To conclude, our efforts in this study were to present an overview of all published evidence on the use of probiotics in preterm infants at a strain level, and to identify the most promising strains. Most strains were unfortunately only studied once or a few times. In addition, the number of reports in the most preterm neonates was limited. Furthermore, it was not possible to determine optimal probiotic dosages, time of initiation, and duration of treatment course. Nevertheless, we believe that our approach of a strain-specific NMA gives a much more meaningful answer than previously performed meta-analyses in which all probiotic strains were analyzed as one group, or were grouped at a genus or species level, as even these latter analyses do not address strain-specific characteristics.
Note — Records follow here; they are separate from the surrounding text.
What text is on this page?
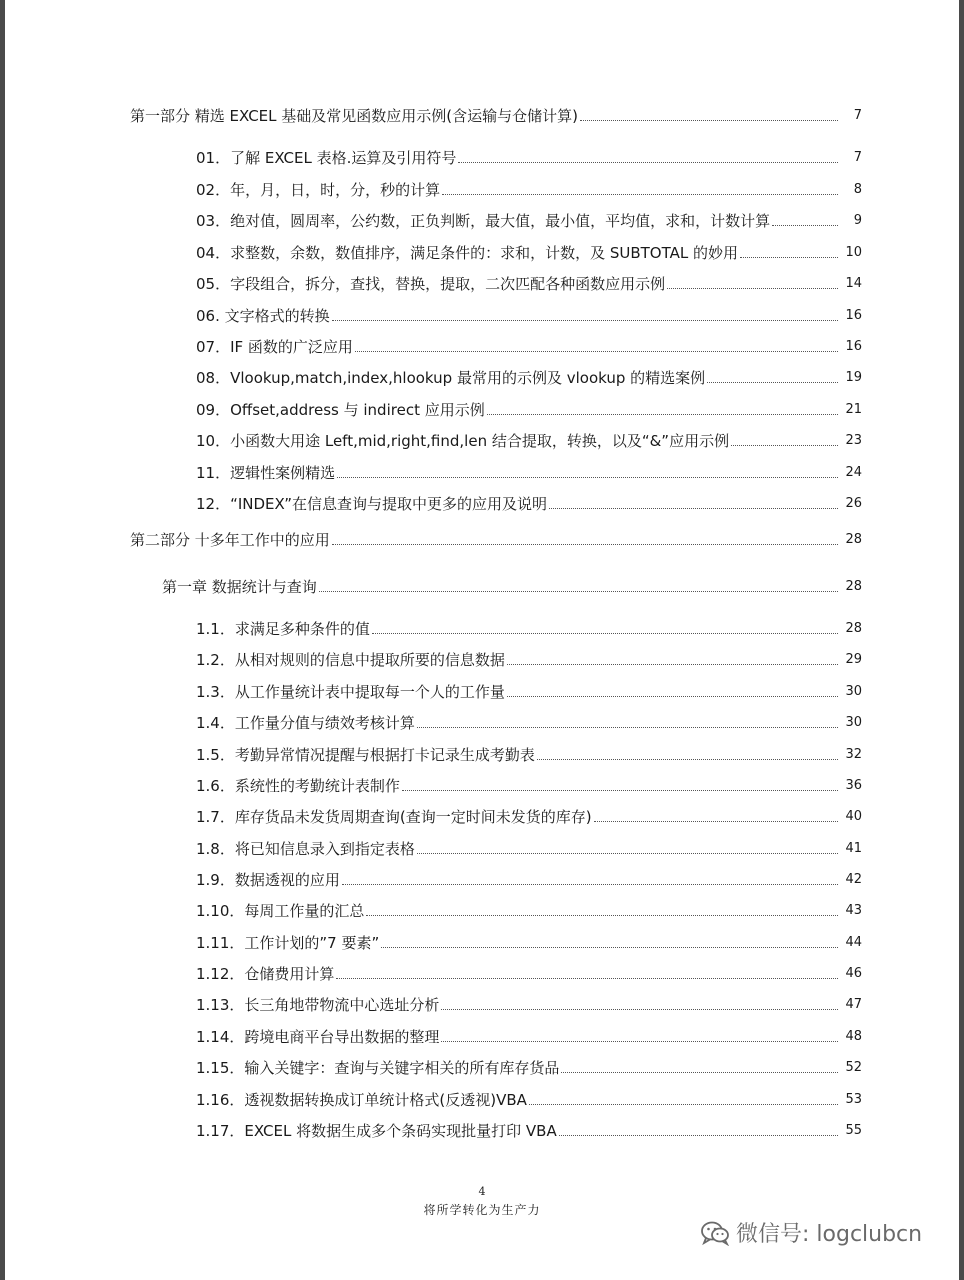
第一部分 精选 EXCEL 基础及常见函数应用示例(含运输与仓储计算)	7
01．了解 EXCEL 表格.运算及引用符号	7
02．年，月，日，时，分，秒的计算	8
03．绝对值，圆周率，公约数，正负判断，最大值，最小值，平均值，求和，计数计算	9
04．求整数，余数，数值排序，满足条件的：求和，计数，及 SUBTOTAL 的妙用	10
05．字段组合，拆分，查找，替换，提取，二次匹配各种函数应用示例	14
06. 文字格式的转换	16
07．IF 函数的广泛应用	16
08．Vlookup,match,index,hlookup 最常用的示例及 vlookup 的精选案例	19
09．Offset,address 与 indirect 应用示例	21
10．小函数大用途 Left,mid,right,find,len 结合提取，转换，以及“&”应用示例	23
11．逻辑性案例精选	24
12．“INDEX”在信息查询与提取中更多的应用及说明	26
第二部分 十多年工作中的应用	28
第一章 数据统计与查询	28
1.1．求满足多种条件的值	28
1.2．从相对规则的信息中提取所要的信息数据	29
1.3．从工作量统计表中提取每一个人的工作量	30
1.4．工作量分值与绩效考核计算	30
1.5．考勤异常情况提醒与根据打卡记录生成考勤表	32
1.6．系统性的考勤统计表制作	36
1.7．库存货品未发货周期查询(查询一定时间未发货的库存)	40
1.8．将已知信息录入到指定表格	41
1.9．数据透视的应用	42
1.10．每周工作量的汇总	43
1.11．工作计划的”7 要素”	44
1.12．仓储费用计算	46
1.13．长三角地带物流中心选址分析	47
1.14．跨境电商平台导出数据的整理	48
1.15．输入关键字：查询与关键字相关的所有库存货品	52
1.16．透视数据转换成订单统计格式(反透视)VBA	53
1.17．EXCEL 将数据生成多个条码实现批量打印 VBA	55
4
将所学转化为生产力
微信号: logclubcn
The NMA allowed us to identify potential strains that can reduce NEC and mortality incidence in this vulnerable population. Still, our major and rather disappointing conclusion, is that >10 years from the first RCTs showing that probiotics may reduce a disease as serious as NEC, we remain unable to clearly identify the optimal strain, dose or combination, and that clinicians are left using inadequately tested, potentially un-safe and possibly ineffective treatments.